Chad ex-Dictator Appears before Court in Senegal
إقرأ هذا الخبر بالعربيةChad's former dictator Hissene Habre appeared in court Tuesday after his arrest in Senegal by investigators seeking to put him on trial for crimes against humanity.
Habre -- once dubbed "Africa's Pinochet" -- also faces accusations of war crimes and torture during his eight years in power in Chad, where rights groups say 40,000 people were killed under his rule.
He has been in a police cell in downtown Dakar since his arrest on Sunday at the home he shares with his wife and children, according to a security source.
The 70-year-old arrived at the court in the morning, an Agence France Presse photographer witnessed, and was presented before the investigating magistrate, according to a source close to the case.
He expects to find out the charges he faces and if he will be be remanded in custody or if prosecutors will seek more time to present the case against him.
Mbacke Fall, a prosecutor with a special court set up in February to try Habre, told a media conference on Monday he would seek to have Habre kept in custody after finding "serious and corroborating evidence of war crimes, crimes against humanity and torture".
Delayed for years by Senegal where he has lived since being ousted in 1990, Habre's trial will set a historic precedent as until now African leaders accused of atrocities have only been tried in international courts.
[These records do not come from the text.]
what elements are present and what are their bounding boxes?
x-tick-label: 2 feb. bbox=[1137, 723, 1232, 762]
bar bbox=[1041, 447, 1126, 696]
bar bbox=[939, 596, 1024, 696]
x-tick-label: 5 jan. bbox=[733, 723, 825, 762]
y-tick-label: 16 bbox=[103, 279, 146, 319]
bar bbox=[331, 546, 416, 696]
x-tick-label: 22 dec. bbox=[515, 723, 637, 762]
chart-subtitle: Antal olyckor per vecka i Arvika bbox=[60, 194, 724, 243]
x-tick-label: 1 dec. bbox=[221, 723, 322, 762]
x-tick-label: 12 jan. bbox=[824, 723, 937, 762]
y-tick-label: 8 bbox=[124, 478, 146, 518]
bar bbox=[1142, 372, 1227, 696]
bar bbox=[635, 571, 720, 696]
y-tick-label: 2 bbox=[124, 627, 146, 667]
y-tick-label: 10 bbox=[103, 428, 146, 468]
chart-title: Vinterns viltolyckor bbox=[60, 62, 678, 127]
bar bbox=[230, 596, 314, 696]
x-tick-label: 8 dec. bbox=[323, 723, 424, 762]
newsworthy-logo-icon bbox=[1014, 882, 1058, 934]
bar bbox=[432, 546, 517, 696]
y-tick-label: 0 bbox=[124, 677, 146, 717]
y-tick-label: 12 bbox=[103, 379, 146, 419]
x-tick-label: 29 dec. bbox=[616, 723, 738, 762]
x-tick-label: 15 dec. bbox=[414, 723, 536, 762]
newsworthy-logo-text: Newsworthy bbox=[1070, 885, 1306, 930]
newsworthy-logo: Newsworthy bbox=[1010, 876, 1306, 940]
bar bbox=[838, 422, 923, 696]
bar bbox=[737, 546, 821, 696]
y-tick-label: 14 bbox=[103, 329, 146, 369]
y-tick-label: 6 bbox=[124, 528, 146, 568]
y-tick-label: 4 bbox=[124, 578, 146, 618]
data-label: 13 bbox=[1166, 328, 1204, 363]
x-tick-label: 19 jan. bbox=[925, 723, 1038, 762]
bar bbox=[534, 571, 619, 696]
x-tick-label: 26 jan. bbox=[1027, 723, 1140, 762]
His regime was marked by fierce repression of his opponents and the targeting of ethnic groups, and in 1990 he fled to Senegal after being ousted by incumbent president Idriss Deby Itno.
Senegal and the African Union signed an agreement in December to set up the court to try Habre for a raft of abuses allegedly committed between 1982 and 1990.
The AU had mandated Senegal to try Habre in July 2006, but the country stalled the process for years.
Macky Sall, who took office in April 2012, ruled out extraditing Habre to Belgium, where he is also accused of crimes against humanity, vowing to organize a trial in Senegal.
Habre's lawyers have complained that he was "illegally seized and taken away by force" from his home.